The writers of the Bible lived among other tribes and nations and were involved in trade with not only one another but other far-flung locales. As such, it should come as no surprise that languages mixed, developed, and grew in much the same way that they do today. To that end, by 700 B.C., another language had crept into the vernacular of many of the people connected to Old Testament history: Aramaic. Described by TruthOnlyBible as a cousin to Hebrew, the language takes up so little of the language of the Old Testament (save for a few hundred verses here and there) that it was all but forgotten about by Biblical scholarship.

However, Aramaic never actually went away. According to The Times of Israel, a few hundred thousand people across the world still speak the ancient tongue. Nevertheless, the newspaper notes that in much the same way that a speaker of Modern English wouldn't understand more than a few words of a passage by Middle Ages poet Geoffrey Chaucer, a Modern Aramaic speaker would be hard-pressed to understand so much as a word that Jesus spoke (Aramaic would have been his spoken language). Like similar languages spoken by comparatively few people, linguists are concerned that the language's days are numbered without heroic preservation efforts.

Ancient Greek is probably understandable to Modern Greek speakers

Save for a handful of colloquial Aramaic words and phrases scattered across the text, the overwhelming majority of the New Testament was written in an ancient form of Greek known as Koine Greek ("koine" means "common"). By Jesus' time, the Greeks — through centuries of diplomacy, trade, and military conquest — had made their culture and language the dominant way of life across much of the Middle East and Far West Asia, per Bible Study. As such, the writers of the New Testament knew that they would expand their reach by writing in a language that would be understood by more readers than if they had written it in their own first language (likely Aramaic or Hebrew).

As you are well aware, Greek is not a dead language. According to Babbel Magazine, it's spoken by over 10 million people to this day. So are Ancient Greek and Modern Greek mutually intelligible? Yes, says Greekpod101 contributor Stefania.

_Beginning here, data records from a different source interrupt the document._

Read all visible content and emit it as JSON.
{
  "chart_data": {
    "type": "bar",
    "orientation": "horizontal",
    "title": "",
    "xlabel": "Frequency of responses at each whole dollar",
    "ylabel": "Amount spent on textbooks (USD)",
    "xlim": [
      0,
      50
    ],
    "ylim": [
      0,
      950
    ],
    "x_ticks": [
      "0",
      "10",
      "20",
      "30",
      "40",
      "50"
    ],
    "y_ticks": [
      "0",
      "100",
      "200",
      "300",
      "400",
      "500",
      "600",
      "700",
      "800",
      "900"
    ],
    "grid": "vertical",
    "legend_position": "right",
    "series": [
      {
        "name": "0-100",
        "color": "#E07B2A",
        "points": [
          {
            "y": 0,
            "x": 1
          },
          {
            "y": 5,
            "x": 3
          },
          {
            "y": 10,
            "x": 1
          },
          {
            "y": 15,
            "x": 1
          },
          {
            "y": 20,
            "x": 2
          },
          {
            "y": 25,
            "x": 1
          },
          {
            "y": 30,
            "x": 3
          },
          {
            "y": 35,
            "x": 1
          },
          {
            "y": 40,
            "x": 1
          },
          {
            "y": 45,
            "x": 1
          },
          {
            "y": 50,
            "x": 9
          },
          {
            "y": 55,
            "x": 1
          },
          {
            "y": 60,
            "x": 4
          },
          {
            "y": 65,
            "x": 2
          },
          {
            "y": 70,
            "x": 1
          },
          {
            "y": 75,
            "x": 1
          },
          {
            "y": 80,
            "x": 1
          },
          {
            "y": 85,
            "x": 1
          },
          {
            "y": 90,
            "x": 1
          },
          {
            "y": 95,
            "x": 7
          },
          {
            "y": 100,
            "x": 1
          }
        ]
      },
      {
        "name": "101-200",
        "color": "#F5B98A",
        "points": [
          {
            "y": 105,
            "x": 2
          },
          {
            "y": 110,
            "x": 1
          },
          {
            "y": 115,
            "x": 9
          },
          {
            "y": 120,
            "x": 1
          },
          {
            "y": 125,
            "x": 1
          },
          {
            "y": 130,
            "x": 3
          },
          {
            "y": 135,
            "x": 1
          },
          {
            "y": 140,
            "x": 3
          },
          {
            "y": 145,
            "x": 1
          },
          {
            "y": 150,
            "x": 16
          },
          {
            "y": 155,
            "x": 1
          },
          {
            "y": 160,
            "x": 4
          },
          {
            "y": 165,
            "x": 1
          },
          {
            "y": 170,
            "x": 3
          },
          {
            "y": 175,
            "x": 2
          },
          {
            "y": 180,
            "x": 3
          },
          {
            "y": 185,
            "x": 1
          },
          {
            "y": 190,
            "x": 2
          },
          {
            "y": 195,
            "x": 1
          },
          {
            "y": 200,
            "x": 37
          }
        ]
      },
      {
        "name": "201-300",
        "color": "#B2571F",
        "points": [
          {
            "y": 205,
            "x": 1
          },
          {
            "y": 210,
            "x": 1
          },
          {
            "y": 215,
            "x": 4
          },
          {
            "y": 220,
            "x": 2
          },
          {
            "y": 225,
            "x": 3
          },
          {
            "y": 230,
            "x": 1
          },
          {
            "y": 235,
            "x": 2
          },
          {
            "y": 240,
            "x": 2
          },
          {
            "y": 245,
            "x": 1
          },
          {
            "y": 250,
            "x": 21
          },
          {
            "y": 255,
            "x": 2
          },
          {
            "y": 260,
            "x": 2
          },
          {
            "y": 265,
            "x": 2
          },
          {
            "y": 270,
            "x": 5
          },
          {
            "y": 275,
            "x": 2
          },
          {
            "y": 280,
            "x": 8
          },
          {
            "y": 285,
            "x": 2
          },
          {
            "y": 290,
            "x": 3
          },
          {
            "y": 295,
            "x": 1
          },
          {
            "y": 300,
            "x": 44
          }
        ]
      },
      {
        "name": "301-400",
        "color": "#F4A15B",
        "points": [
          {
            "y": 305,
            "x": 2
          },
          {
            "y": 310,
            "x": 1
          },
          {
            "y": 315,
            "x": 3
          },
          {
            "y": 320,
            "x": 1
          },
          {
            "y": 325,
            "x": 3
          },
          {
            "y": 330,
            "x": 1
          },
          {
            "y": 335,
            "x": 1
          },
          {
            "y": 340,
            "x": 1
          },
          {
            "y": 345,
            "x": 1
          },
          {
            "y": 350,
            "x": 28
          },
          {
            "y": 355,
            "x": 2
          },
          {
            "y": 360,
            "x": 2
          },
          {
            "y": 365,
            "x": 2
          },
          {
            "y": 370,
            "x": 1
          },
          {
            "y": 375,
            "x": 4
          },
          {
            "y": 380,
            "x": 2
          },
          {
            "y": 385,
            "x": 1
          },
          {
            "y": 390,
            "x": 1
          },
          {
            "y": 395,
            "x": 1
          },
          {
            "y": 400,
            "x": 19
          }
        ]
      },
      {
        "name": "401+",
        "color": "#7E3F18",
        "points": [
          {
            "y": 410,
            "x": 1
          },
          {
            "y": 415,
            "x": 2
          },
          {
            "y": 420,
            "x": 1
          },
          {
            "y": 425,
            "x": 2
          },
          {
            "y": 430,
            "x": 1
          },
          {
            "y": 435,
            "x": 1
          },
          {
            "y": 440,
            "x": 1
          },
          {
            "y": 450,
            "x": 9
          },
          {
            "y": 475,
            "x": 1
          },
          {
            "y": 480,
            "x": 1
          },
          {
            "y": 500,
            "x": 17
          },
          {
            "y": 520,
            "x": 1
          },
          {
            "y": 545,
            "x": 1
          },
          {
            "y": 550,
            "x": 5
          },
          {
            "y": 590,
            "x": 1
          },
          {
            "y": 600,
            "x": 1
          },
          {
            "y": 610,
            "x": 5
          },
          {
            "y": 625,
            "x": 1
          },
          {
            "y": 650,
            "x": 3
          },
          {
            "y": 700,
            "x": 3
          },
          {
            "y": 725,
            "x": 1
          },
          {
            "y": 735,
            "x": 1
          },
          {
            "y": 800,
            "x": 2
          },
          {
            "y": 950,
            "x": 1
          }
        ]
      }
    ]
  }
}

She notes that Greek teenagers must study Koine Greek in high school, and Modern Greek retains a similar syntax — as well as quite a few similar words — to its ancient ancestor. The system isn't perfect, and many Greeks struggle with the dichotomy, but in the main, Stefania says educated Greeks get the gist of Biblical Greek.

What about Latin?

For centuries, Latin was the dominant — nay, the only — language used by Christians across Europe, according to Canon Law. Indeed, in Catholicism, the Church didn't fully transition from conducting rites in Latin to in the local language until the 20th century. However, you may be surprised that Latin's role in the Bible is downright trivial. 

As mentioned above, at the time of the New Testament, Greek was the go-to language for communicating with a wide range of people with different first languages. And though the Romans exerted influence on the region at the time the text was written, their language played the most minor of minor roles in the development of the New Testament. Specifically, according to Butler University, only a couple dozen Latin words and phrases appear in the New Testament, and the words were transliterated from Latin into Greek. This conversion mirrors how English speakers say "sushi" and spell it with Roman letters. Examples of such words in the Bible include military titles ("centurion"), coins ("denarius"), and similarly mundane things that may have been a part of the daily life of the reader at the time.